Drapetodes interlineata

Scientific classification
- Domain: Eukaryota
- Kingdom: Animalia
- Phylum: Arthropoda
- Class: Insecta
- Order: Lepidoptera
- Family: Drepanidae
- Genus: Drapetodes
- Species: D. interlineata
- Binomial name: Drapetodes interlineata Warren, 1896

= Drapetodes interlineata =

- Authority: Warren, 1896

Species of hook-tip moth

Drapetodes interlineata is a moth in the family Drepanidae. It was described by Warren in 1896. It is found in Singapore, on Peninsular Malaya and in Indonesia (Java).

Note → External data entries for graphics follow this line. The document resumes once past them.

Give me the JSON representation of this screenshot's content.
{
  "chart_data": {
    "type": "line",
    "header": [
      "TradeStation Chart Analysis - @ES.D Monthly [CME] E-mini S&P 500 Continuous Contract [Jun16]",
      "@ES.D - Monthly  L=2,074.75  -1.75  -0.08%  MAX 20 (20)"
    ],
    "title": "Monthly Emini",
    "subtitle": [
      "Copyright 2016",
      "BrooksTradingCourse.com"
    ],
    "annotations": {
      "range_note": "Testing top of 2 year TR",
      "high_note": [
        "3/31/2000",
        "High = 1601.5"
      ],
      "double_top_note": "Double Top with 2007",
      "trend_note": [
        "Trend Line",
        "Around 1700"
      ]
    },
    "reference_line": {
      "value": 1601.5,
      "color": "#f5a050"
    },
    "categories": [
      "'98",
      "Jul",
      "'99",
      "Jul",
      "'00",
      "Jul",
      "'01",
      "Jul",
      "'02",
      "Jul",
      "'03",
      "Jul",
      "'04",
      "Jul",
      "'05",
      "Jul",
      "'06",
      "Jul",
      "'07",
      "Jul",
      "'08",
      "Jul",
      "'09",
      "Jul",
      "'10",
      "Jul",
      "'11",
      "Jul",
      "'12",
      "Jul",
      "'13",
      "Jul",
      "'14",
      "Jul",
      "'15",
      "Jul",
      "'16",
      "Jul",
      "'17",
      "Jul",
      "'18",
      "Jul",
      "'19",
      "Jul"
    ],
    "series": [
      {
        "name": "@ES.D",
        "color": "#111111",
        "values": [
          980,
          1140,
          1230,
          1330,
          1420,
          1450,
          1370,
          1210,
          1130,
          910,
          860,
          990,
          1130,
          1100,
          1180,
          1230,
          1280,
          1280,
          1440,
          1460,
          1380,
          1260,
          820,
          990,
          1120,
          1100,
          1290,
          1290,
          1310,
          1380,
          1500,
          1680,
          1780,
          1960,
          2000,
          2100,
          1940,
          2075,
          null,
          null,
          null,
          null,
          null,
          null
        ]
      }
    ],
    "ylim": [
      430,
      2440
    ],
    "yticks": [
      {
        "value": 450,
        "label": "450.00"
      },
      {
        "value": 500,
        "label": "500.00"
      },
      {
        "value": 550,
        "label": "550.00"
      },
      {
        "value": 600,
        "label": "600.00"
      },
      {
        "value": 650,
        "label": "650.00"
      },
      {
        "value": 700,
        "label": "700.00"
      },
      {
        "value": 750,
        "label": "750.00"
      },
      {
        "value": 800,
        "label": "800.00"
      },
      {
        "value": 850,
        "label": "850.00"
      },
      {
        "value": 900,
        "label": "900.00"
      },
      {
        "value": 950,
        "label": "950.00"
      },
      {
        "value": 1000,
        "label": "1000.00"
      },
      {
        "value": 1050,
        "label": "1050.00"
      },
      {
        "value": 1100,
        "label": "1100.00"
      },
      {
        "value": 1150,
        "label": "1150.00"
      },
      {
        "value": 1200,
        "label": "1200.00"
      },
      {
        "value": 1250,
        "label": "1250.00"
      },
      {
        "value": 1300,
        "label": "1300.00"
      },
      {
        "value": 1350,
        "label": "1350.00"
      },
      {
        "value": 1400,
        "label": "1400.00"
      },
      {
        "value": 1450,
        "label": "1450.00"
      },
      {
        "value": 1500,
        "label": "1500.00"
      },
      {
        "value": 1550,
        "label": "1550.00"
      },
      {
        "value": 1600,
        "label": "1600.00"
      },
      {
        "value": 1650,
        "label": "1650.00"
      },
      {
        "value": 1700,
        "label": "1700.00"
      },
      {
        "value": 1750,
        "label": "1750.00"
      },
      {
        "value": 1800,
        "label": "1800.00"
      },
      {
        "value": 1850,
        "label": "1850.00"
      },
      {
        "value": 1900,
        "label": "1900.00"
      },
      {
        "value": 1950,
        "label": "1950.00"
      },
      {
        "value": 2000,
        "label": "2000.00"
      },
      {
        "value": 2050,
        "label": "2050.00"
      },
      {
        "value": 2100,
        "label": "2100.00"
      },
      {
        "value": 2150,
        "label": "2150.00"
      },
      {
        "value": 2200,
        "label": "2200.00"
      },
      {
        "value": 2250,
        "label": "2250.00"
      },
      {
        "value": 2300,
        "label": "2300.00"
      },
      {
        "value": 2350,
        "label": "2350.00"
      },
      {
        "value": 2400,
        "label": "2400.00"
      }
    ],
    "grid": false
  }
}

The wingspan is 24 mm for males and 26 mm for females. The forewings are pale brownish ochreous with a white costal edge. There is a subcostal line of shining black scales from the middle of the base to near the apex, before which it is bent at right angles and waved to the third median, and again bent and oblique to the inner margin before the middle, in the lower part and along the waved apical portion of it has a broad pale inner edge. Between the two lines are two similar brownish lines from the inner margin nearer the base, waved before the apex. There is a very fine dark lunulate submarginal line from the apex, marked with black dots on the veins. The hindwings are crossed by straight lines. The basal area is pale and there are two dark antemedial lines enclosing a brown fascia with a line along its centre. There is also a pale fascia with a black cell-dot in it, edged by a brown line. The exterior line is black, finely crenulate, with a pale broad inner edge, preceded and followed by a pair of brown lines. The submarginal line is straight, dark, the margin beyond it darker.